La bourgeoisie n’arrive pas à obtenir du PP, son représentant politique central depuis 40 ans, qu’il surmonte la crise ou qu’il soit proprement remplacé par l’alternative adéquate, Ciudadanos [équivalent de LREM]. Jusqu’à présent, l’incorporation de Vox [parti fascisant] n’a pas été suffisante et il semble qu’elle pourrait même reculer lors des prochaines élections. Le PSOE [le Parti « socialiste »], la bouée de sauvetage dans de telles circonstances, n’obtient pas la majorité nécessaire et n’est pas en mesure de parvenir à des accords qui lui permettraient de gouverner en toute quiétude. Rien n’y a fait. Ni les instructions claires d’Ana Botín (Banco Santander) au lendemain des élections du 28 avril 2019, demandant au PP et à Ciudadanos de « laisser le PSOE gouverner ». Ni la vente traditionnelle des votes par le PNV [parti nationaliste bourgeois basque], ni la reddition honteuse des partis de la bourgeoisie catalane (PDCAT et ERC) qui demandent pardon pour leurs prisonniers du « procés » [le processus d’indépendance avortée]. Ni les concessions de Podemos, déterminé à accepter tout pacte qui lui permettrait de rejoindre les privilèges de l’État bourgeois et d’enrayer l’hémorragie généralisé de ses rangs.
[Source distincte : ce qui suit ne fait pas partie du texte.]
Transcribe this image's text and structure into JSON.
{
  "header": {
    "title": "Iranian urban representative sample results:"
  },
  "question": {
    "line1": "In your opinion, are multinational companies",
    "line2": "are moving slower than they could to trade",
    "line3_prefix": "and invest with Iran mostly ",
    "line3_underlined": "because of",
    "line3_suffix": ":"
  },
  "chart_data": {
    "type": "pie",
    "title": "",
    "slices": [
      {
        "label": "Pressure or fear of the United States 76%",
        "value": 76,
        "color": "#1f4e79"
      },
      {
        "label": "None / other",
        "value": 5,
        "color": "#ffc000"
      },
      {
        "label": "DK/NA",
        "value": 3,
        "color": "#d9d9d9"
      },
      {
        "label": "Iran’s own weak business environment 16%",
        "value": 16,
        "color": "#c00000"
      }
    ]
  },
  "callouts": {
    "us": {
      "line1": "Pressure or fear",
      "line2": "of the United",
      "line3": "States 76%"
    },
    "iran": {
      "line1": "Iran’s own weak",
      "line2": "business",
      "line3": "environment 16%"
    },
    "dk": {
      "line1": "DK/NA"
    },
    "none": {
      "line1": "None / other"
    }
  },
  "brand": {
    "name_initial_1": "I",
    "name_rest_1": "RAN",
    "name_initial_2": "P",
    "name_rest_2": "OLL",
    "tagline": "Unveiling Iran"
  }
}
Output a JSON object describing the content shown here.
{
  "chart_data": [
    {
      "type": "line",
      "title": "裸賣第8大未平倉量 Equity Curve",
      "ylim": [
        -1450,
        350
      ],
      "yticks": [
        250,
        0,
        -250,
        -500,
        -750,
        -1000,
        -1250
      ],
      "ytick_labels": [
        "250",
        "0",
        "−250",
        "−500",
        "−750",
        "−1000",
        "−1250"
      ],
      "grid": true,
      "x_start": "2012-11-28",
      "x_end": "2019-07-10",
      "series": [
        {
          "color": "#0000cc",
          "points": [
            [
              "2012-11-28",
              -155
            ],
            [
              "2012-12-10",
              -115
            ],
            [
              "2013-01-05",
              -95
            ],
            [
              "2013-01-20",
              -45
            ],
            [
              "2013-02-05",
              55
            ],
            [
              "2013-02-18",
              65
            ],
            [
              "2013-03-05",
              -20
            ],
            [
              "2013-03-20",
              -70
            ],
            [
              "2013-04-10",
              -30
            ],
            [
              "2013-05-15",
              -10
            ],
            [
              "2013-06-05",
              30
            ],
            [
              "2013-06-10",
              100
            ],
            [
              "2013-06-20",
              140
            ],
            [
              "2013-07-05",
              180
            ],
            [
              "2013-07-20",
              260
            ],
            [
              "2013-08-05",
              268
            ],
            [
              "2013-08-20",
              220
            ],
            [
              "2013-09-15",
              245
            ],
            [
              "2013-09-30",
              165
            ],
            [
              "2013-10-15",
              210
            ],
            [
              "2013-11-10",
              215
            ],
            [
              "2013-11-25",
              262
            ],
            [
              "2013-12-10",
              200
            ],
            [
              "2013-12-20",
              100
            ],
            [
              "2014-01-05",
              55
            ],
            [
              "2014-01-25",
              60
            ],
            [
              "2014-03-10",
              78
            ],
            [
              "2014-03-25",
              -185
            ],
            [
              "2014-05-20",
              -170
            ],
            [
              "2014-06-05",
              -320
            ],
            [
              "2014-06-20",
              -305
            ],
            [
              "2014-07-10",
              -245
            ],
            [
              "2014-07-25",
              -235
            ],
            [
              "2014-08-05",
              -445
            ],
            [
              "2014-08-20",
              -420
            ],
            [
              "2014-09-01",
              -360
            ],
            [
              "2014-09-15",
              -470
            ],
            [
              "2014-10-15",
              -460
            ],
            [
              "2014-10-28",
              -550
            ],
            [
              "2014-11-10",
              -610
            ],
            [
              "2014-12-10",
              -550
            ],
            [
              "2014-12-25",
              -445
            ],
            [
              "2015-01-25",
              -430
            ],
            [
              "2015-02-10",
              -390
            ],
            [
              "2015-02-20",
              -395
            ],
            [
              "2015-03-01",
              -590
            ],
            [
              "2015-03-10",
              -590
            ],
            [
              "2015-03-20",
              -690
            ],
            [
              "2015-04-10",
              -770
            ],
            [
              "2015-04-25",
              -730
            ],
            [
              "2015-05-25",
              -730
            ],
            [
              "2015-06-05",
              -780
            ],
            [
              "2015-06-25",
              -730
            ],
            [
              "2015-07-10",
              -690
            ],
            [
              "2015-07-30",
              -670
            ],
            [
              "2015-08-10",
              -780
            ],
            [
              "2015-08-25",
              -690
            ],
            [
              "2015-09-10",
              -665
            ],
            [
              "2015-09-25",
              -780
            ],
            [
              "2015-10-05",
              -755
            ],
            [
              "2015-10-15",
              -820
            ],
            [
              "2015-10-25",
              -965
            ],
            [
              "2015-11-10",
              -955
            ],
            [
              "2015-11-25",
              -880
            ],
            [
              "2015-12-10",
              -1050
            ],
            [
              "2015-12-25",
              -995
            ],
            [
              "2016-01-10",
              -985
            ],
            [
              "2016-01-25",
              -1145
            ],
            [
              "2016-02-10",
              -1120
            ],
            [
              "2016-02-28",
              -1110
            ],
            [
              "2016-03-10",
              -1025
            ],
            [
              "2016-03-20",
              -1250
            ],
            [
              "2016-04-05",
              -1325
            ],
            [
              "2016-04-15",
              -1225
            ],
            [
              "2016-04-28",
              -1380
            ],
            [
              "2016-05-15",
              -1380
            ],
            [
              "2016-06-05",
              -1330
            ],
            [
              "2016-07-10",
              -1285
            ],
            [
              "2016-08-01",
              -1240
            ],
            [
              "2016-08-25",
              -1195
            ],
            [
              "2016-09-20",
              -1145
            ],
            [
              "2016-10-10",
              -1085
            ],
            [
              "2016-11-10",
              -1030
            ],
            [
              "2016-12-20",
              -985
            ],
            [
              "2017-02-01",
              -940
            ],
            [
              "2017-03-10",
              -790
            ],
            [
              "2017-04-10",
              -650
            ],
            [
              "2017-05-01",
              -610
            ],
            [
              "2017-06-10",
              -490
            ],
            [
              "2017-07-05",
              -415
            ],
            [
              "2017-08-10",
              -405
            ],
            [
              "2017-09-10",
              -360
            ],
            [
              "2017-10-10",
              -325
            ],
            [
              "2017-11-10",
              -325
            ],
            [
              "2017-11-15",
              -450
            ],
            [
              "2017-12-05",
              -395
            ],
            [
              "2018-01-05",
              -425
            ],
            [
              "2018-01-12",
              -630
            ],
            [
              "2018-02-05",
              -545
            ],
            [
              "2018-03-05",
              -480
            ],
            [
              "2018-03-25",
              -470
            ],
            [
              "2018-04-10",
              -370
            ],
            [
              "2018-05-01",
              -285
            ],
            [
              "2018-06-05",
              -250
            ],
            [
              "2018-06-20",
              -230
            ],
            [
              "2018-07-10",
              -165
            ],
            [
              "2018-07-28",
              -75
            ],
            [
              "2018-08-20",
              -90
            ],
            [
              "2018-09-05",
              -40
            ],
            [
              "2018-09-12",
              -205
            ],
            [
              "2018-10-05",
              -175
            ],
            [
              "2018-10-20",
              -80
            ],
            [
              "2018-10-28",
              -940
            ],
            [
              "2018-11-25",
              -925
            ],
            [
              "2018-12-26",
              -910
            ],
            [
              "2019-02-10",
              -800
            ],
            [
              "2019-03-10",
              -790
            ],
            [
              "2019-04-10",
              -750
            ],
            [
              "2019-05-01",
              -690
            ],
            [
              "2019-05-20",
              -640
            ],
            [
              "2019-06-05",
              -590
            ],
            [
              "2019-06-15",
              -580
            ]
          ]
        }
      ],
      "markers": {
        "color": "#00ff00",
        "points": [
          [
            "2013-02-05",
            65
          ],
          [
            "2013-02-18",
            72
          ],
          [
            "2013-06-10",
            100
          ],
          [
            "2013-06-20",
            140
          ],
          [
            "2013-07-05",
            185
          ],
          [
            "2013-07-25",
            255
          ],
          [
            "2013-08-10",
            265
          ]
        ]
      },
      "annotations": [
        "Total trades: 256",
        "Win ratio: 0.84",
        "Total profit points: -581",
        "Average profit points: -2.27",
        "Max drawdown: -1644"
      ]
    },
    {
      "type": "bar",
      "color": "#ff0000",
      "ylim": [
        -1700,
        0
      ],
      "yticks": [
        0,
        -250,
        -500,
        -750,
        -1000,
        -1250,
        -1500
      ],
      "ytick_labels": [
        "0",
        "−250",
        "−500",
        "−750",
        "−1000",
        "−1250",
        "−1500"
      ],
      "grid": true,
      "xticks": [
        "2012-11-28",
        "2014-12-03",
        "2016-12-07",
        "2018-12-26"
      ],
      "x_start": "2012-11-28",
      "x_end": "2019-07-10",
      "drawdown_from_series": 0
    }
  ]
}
Les fausses illusions des millions de travailleurs, de jeunes, qui votent pour le PSOE, IU [coalition électorale du Parti « communiste »], Podemos, Bildu [parti nationaliste petit-bourgeois basque] et assimilés, se heurtent encore et encore à la réalité : élection après élection, rien n’a avancé significativement. Le PSOE, au pouvoir depuis un an, n’a annulé aucune des mesures les plus agressives des gouvernements précédents contre la classe ouvrière et la population ouvrière, contre les libertés démocratiques ou contre la Catalogne. Il n’a même pas purgé l’administration de l’État, le pouvoir judiciaire, la police, le CNI [service secret], etc., des éléments impliqués dans la corruption de l’étape PP.
À ce stade, toutes les réformes du travail et des retraites, la loi Mordaza [de restriction des libertés, 2015], la réforme du Code pénal, les lois sur l’immobilier et la loi sur les étrangers restent en vigueur. L’État espagnol continue de traiter comme des alliés et de vendre des armes dans des pays ayant des régimes dictatoriaux qui mènent des guerres abjectes contre des peuples tels qu’Israël, l’Arabie saoudite et la Turquie. Et, bien sûr, les troupes espagnoles maintiennent toutes leurs interventions impérialistes à l’étranger, comme en Afghanistan et en Syrie.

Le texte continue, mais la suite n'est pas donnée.